O Colecionador (The Collector – 1965)
Quando penso no livro de John Fowles, eu me recordo que li
em apenas um dia, atrasando vários deveres de casa que deveria entregar no dia
seguinte na escola. A sua estrutura é hipnótica, um genuíno “page turner”, sem
gordura extra. Só fui assistir ao filme anos depois, já que não o encontrava em
nenhuma locadora de vídeo. E a adaptação do diretor William Wyler, na que
considero sua última obra-prima, emula perfeitamente o senso de perigo iminente
nas páginas, com uma interpretação primorosa, rica em nuances de Terence Stamp,
em seu primeiro grande papel no cinema. É impressionante a forma como ele deixa
transparecer sutilmente sua fragilidade em sua atitude corporal, constantemente
pendendo sua cabeça ao admirar sua presa, exatamente como uma criança que
analisa o mundo pela primeira vez. Já a atuação de Samantha Eggar, por mais que
tenha sido premiada e elogiada pela crítica da época, falha em personificar a força
interior da personagem literária. Ela soa pedante, nunca no controle das
situações. E a inteligência emocional da personagem, como exposta na parte do
livro em que acompanhamos seu diário, superava em muito a de seu gentil algoz. Esses
detalhes não enfraquecem o excelente resultado, um suspense que ainda hoje é
tremendamente eficiente, mas que infelizmente é pouco lembrado.
Acho excelente a forma como a câmera, na cena em que Miranda
encara pela primeira vez seu captor, insinua que ele esteja empunhando algum
tipo de arma intimidadora, mas que descobrimos ser apenas uma bandeja com a
refeição. A metáfora é clara, um amargo estudo sobre diferenças entre classes
sociais e suas respectivas “máscaras”, travestido de conto de horror. Como
esquecer o momento em que o perturbado Frederick (Stamp) questiona a
valorização exagerada da Arte, como forma de segregação intelectual na
sociedade? Ele pergunta para a jovem se ela realmente vê beleza nos rostos das
telas de Picasso, ou se ela simplesmente as aplaude por simbolizarem uma forma
de superioridade social, finalizando por rasgar violentamente o livro de Arte. Ela
realmente entende a mensagem do livro “O Apanhador no Campo de Centeio”, ou
apenas exibe-o como um símbolo de literatura superior?
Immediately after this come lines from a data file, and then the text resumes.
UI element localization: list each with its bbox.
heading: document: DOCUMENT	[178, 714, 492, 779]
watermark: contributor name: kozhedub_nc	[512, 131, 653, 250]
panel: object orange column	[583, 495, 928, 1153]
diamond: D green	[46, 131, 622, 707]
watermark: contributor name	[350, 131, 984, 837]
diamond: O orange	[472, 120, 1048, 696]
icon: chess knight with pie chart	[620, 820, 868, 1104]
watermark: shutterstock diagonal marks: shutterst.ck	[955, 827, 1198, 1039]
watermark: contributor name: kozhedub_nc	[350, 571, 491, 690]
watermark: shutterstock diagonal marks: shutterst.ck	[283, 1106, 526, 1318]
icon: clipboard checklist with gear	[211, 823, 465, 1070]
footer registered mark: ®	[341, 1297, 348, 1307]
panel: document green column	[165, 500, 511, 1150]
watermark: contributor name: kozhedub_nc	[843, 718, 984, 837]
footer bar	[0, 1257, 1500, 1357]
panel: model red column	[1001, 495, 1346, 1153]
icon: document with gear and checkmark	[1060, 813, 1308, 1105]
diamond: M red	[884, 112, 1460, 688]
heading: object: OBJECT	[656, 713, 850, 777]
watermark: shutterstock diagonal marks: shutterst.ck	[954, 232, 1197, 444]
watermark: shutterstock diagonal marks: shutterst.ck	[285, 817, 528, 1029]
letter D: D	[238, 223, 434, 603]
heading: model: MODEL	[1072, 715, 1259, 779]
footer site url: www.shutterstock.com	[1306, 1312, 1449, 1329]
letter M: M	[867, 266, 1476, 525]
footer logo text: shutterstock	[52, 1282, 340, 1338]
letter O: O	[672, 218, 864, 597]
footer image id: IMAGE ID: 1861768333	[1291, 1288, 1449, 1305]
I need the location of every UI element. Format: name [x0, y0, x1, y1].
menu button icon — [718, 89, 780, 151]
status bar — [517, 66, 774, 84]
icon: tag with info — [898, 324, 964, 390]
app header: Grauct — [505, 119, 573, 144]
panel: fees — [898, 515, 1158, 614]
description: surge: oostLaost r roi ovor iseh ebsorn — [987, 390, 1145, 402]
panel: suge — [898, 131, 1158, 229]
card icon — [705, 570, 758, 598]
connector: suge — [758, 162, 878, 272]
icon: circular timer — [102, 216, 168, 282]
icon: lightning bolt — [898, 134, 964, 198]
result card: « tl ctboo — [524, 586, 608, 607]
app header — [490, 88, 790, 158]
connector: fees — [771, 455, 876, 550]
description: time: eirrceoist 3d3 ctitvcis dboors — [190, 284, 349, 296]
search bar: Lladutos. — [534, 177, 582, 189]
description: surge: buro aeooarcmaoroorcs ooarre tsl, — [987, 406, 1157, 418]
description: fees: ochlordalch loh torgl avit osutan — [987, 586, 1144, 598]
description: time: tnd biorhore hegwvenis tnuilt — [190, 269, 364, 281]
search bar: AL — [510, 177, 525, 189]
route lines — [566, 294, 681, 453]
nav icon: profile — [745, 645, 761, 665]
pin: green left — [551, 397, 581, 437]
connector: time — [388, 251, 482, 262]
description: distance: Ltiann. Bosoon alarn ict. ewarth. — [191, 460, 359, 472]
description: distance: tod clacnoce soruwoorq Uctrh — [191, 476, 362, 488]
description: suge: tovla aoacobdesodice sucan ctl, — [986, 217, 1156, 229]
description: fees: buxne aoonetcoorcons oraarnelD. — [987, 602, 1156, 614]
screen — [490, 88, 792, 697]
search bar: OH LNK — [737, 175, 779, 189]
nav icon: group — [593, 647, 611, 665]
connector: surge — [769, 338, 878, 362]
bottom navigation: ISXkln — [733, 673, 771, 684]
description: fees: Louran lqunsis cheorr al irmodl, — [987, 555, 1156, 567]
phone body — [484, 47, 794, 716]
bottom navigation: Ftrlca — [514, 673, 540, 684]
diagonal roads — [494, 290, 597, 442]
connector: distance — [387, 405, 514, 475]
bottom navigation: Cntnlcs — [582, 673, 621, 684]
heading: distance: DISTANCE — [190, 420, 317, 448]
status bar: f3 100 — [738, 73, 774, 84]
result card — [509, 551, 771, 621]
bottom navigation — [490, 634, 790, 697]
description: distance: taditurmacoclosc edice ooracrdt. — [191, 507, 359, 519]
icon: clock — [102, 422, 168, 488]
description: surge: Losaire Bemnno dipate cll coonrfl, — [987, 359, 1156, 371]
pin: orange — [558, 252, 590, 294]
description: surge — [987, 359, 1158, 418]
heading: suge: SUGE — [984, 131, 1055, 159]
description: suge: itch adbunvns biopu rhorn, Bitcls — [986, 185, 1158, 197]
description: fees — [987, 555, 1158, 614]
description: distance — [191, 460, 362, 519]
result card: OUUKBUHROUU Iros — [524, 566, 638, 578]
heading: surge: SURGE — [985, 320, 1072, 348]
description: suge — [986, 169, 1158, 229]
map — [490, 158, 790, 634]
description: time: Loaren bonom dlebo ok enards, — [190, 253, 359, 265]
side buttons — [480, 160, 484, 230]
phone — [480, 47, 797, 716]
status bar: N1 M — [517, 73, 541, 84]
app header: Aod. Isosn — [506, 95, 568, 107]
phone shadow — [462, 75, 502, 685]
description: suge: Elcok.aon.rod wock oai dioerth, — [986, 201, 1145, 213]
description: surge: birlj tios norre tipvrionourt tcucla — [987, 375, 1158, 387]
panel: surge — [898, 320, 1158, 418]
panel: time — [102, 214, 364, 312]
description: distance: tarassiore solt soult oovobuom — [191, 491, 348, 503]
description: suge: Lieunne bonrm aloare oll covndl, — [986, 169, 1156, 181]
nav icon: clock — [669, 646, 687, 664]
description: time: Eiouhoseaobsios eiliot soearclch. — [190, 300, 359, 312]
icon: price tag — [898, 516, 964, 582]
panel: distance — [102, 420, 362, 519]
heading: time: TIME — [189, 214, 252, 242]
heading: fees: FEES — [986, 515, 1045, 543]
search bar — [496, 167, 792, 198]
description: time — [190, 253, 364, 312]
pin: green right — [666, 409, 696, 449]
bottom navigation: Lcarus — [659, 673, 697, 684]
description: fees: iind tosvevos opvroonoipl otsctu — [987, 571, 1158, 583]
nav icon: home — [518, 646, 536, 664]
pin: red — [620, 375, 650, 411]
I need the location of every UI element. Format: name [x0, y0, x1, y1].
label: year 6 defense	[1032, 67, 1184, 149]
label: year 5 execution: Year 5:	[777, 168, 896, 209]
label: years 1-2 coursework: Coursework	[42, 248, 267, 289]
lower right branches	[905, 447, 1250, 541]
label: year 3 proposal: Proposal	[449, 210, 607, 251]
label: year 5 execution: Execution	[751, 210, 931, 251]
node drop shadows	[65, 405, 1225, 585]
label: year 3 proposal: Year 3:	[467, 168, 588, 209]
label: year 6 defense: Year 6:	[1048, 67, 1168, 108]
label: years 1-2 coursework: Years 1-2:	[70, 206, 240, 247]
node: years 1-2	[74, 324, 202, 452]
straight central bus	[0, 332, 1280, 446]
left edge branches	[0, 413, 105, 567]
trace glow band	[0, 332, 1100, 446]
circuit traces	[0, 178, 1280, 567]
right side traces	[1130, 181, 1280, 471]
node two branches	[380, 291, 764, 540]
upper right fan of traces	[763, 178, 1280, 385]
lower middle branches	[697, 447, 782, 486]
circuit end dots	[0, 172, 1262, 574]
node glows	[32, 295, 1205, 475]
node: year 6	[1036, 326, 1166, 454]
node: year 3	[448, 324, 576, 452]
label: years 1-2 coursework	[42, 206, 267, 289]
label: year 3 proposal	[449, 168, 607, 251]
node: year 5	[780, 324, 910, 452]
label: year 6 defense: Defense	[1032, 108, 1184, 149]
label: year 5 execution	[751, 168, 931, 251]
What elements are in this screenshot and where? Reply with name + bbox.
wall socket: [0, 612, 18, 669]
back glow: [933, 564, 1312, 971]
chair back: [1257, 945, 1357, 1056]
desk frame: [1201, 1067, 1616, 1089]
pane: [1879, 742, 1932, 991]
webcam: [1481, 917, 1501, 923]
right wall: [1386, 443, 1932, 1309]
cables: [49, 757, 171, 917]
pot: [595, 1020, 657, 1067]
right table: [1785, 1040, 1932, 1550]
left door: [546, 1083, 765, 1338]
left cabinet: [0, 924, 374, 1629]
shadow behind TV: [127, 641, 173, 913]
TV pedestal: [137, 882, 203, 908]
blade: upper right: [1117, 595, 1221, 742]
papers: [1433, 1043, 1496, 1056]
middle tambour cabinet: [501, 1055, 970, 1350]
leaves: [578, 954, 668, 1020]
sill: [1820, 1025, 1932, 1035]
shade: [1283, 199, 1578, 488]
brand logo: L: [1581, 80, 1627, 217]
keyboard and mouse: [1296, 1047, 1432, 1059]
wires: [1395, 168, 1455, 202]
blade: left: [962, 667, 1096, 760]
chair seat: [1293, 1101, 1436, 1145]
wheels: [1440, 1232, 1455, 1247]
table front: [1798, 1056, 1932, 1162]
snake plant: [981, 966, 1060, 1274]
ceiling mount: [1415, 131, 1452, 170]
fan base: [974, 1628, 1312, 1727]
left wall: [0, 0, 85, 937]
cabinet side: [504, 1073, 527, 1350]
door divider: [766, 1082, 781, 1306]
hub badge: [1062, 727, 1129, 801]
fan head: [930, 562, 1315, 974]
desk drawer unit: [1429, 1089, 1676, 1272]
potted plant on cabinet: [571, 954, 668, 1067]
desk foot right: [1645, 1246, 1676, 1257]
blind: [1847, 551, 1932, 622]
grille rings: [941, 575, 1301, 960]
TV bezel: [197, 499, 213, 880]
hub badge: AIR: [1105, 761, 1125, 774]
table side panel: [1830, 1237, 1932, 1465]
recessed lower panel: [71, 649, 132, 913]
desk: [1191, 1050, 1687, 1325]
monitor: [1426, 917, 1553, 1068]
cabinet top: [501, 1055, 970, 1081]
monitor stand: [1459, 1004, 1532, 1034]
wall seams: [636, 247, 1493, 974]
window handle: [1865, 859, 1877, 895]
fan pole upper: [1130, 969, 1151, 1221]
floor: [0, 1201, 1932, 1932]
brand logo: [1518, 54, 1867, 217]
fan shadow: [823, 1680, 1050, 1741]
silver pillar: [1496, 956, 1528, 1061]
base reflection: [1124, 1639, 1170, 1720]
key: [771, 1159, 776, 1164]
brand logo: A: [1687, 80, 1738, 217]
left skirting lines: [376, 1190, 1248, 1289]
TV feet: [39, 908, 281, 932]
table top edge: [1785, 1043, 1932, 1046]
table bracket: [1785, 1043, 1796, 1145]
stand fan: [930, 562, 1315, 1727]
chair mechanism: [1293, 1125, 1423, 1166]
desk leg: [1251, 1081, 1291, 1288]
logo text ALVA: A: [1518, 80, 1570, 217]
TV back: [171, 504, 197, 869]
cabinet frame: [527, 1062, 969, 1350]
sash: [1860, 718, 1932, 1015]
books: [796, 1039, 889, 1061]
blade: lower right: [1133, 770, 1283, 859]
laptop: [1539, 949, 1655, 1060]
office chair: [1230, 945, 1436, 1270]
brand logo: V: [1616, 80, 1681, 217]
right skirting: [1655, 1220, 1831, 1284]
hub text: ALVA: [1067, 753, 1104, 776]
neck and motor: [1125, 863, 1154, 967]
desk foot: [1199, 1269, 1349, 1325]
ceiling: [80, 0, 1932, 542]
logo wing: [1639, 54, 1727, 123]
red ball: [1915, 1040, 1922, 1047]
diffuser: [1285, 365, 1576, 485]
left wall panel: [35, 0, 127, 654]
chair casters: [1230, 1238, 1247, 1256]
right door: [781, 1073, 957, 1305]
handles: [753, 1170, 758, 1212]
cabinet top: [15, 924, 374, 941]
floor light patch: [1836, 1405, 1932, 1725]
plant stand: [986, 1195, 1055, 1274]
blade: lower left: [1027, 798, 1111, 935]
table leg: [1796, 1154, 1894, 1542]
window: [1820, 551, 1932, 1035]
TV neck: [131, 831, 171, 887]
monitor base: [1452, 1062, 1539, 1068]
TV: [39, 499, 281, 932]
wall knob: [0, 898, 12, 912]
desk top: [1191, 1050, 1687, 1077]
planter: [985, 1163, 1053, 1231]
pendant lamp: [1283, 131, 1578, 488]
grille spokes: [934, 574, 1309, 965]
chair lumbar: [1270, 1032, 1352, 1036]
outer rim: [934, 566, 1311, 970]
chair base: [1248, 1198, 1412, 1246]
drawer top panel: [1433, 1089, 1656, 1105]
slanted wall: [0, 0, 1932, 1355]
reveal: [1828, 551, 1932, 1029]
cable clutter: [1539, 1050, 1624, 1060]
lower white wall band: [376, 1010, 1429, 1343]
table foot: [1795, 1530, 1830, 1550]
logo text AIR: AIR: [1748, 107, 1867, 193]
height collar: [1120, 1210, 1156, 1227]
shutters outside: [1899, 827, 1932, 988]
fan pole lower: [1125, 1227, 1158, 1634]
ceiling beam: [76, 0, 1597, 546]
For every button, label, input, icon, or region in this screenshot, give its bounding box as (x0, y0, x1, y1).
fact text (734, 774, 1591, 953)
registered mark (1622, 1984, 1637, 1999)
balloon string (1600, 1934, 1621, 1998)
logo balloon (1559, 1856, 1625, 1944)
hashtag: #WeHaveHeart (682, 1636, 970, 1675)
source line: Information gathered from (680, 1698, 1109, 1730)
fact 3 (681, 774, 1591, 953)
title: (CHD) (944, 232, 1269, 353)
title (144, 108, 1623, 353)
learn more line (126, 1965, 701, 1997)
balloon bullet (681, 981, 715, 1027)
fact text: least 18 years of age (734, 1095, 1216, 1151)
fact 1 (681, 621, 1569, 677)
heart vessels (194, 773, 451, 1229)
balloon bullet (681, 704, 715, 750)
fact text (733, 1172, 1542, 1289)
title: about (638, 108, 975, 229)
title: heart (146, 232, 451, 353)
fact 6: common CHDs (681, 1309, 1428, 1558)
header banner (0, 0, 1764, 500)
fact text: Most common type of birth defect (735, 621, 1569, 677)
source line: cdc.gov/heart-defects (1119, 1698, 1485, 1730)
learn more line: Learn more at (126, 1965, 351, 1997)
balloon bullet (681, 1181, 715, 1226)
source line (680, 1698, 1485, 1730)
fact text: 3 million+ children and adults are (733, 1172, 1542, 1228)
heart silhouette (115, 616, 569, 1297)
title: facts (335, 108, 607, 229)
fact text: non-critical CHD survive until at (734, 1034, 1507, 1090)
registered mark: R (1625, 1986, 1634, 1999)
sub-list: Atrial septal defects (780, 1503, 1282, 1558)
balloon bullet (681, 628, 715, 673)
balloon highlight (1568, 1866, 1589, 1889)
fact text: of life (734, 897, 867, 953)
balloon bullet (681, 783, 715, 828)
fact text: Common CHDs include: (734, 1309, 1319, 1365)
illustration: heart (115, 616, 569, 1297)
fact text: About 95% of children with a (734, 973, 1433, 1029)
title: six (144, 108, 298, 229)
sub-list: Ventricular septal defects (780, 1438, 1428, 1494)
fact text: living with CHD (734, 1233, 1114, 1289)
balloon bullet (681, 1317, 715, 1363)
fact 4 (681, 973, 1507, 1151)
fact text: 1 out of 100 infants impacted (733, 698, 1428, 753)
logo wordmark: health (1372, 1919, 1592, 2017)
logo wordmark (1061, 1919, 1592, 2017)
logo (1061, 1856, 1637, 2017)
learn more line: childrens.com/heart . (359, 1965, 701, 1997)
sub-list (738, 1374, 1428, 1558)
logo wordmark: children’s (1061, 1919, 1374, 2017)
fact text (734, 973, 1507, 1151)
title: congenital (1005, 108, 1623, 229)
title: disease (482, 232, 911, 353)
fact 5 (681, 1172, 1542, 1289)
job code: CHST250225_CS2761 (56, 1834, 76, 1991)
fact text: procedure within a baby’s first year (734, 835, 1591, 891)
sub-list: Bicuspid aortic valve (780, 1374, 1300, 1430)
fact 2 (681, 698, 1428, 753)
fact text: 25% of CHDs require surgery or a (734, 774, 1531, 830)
Ele sabe que sua borboleta cativa nunca iria sequer olhar
para ele em um dia normal, um simples bancário, que era alvo do deboche dos
colegas até o dia em que recebeu a visita de uma familiar, avisando que ele
havia ganhado o prêmio da loteria. Ele decide aprisionar a jovem estudante, não
numa tentativa de impor sua personalidade sobre a dela, mas sim com a ideologia
de um legítimo colecionador, procurando amalgamar-se ao objeto de estudo,
entendê-lo em suas particularidades. Ao querer que ela passe um tempo com ele e
acabe gostando de sua companhia, o protagonista busca desesperadamente entender
o que o torna tão diferente dela, quais as razões que o fazem ser ignorado
enquanto pobre cidadão, mas adulado quando ascende socialmente num golpe de
sorte. Analisando profundamente, Miranda é tão doente quanto Frederick, ambos são
vítimas de um sistema que segrega, estipulando o que é valoroso e o que pode
ser desprezado, utilizando critérios abstratos e questionáveis. E o colecionador
não se satisfaz com apenas um espécime analisado, continuando sua busca pela
perfeição, aperfeiçoando seu plano para seu próximo alvo...
***
O filme está sendo lançado em DVD pela distribuidora "Versátil". Filme imperdível na coleção de todo cinéfilo dedicado.